Incidentally, this code has a few other major problems:
You try to write past the end of the string if the last character appears once (you write a '1' where the trailing '\0' was, and a '\0' one character beyond that.
Your code doesn't work if a character appears more than 9 times ('0' + 10 is ':').
Your code doesn't work if a character appears more than 2 times ("dddd" doesn't become "d4"; it becomes "d4dd").

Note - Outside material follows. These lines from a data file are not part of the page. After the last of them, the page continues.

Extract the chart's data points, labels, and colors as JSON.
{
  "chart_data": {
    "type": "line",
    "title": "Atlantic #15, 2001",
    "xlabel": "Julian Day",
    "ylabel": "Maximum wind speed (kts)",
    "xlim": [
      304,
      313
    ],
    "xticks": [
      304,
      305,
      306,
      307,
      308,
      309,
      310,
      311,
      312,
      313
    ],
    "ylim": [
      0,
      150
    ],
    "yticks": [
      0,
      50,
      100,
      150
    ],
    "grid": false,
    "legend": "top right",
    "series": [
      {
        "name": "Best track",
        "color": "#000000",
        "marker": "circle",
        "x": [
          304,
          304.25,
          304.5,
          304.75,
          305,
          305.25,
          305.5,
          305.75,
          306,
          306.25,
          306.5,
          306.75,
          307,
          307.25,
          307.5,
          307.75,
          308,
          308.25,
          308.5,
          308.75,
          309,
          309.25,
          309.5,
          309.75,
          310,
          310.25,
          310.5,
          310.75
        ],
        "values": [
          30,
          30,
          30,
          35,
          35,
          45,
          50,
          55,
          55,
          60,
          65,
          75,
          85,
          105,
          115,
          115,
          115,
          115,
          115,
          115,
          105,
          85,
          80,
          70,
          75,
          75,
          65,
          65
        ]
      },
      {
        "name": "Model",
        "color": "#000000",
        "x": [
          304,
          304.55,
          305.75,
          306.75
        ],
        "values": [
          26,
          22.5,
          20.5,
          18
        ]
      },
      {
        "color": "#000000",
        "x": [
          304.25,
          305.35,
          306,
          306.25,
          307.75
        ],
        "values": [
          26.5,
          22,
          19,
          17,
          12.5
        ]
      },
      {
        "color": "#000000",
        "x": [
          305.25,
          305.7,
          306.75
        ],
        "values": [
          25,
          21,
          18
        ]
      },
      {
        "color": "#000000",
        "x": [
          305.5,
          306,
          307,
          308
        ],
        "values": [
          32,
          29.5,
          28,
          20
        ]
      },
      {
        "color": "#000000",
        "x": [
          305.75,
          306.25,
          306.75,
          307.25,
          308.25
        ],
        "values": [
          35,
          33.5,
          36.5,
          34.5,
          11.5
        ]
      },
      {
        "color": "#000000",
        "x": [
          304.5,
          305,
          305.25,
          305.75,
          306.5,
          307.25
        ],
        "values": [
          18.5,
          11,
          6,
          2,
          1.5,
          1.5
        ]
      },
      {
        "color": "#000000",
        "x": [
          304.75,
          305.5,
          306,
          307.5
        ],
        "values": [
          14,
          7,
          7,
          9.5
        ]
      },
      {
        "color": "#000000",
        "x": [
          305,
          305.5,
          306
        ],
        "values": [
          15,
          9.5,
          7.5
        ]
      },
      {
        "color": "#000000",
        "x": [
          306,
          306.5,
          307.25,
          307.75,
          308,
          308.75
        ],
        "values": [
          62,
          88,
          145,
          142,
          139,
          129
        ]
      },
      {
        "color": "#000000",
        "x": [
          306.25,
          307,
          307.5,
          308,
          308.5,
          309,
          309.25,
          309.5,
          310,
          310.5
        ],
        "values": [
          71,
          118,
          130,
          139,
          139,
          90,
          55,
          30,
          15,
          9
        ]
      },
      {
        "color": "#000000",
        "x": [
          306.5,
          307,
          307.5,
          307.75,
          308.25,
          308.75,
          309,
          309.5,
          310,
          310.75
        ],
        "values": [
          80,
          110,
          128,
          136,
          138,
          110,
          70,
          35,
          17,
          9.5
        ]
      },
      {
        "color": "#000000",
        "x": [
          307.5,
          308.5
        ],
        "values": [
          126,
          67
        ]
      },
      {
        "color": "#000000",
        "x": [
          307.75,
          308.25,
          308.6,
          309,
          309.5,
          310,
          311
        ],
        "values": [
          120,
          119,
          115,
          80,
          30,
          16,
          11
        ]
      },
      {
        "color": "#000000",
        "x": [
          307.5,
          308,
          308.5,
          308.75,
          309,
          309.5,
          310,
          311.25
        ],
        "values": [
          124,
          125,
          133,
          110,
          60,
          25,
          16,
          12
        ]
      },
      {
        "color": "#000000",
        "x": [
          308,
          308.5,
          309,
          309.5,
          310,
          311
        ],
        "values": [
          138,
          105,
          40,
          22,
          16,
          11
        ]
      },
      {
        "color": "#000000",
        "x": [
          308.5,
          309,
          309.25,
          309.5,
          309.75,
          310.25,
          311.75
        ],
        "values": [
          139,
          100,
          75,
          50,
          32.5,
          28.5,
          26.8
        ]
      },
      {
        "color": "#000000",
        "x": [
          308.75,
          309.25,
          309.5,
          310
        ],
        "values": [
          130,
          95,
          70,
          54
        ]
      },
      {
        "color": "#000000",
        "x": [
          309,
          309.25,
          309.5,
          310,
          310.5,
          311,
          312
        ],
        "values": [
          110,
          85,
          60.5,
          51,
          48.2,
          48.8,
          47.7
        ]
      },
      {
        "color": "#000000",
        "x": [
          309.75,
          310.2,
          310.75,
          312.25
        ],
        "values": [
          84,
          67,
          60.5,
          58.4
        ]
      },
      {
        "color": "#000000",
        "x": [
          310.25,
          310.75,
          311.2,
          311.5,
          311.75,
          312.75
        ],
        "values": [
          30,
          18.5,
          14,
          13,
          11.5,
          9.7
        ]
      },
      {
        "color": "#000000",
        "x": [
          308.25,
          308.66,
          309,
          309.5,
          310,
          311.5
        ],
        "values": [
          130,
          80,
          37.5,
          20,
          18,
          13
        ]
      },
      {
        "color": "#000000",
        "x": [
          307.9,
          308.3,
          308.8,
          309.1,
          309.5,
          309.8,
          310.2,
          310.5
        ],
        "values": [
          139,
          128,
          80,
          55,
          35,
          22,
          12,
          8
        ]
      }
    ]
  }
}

Probably line-buffering. Add a \n to your printf() formatting string. Also your code is very scary, what happens if there are more than 9 of the same character in a row?
1) error correction
while(*cp!='\0'){
and not
while(cp!='\0'){
2) advice
do not use array[] to put in your result user another array to put in your rusel it's more proper and eay
I tried to solve your question quickly and this is my code:
#include <stdio.h>
#define SIZE 255
int main()
{
char input[SIZE] = "aabbcccd";/*input string*/
char output[SIZE]={'\0'};/*where output string is stored*/
char seen[SIZE]={'\0'};/*store all chars already counted*/
char *ip = input;/*input pointer=ip*/
char *op = output;/*output pointer = op*/
char *sp = seen;/*seen pointer=sp*/
char c,count;
int i,j,done;
i=0;
while(i<SIZE && input[i]!='\0')
{
c=input[i];
//don't count if already searched:
done=0;
j=0;
while(j<SIZE)
{
if(c==seen[j])
{
done=1;
break;
}
j++;
}
if(done==0)
{//if i never searched char 'c':
*sp=c;
sp++;
*sp='\0';
//count how many "c" there are into input array:
count = '0';
j=0;
while(j<SIZE)
{
if(ip[j]==c)
{
count++;
}
j++;
}
*op=c;
op++;
*op=count;
op++;
}
i++;
}
*op='\0';
printf("input: %s\n",input);
printf("output: %s\n",output);
return 0;
}
It's not a good code for several reasons(I don't check arrays size writing new elements, I could stop searches at first empty item, and so on...) but you could think about it as a "start point" and improve it. You could take a look at standard library to copy substring elements and so on(i.e. strncpy).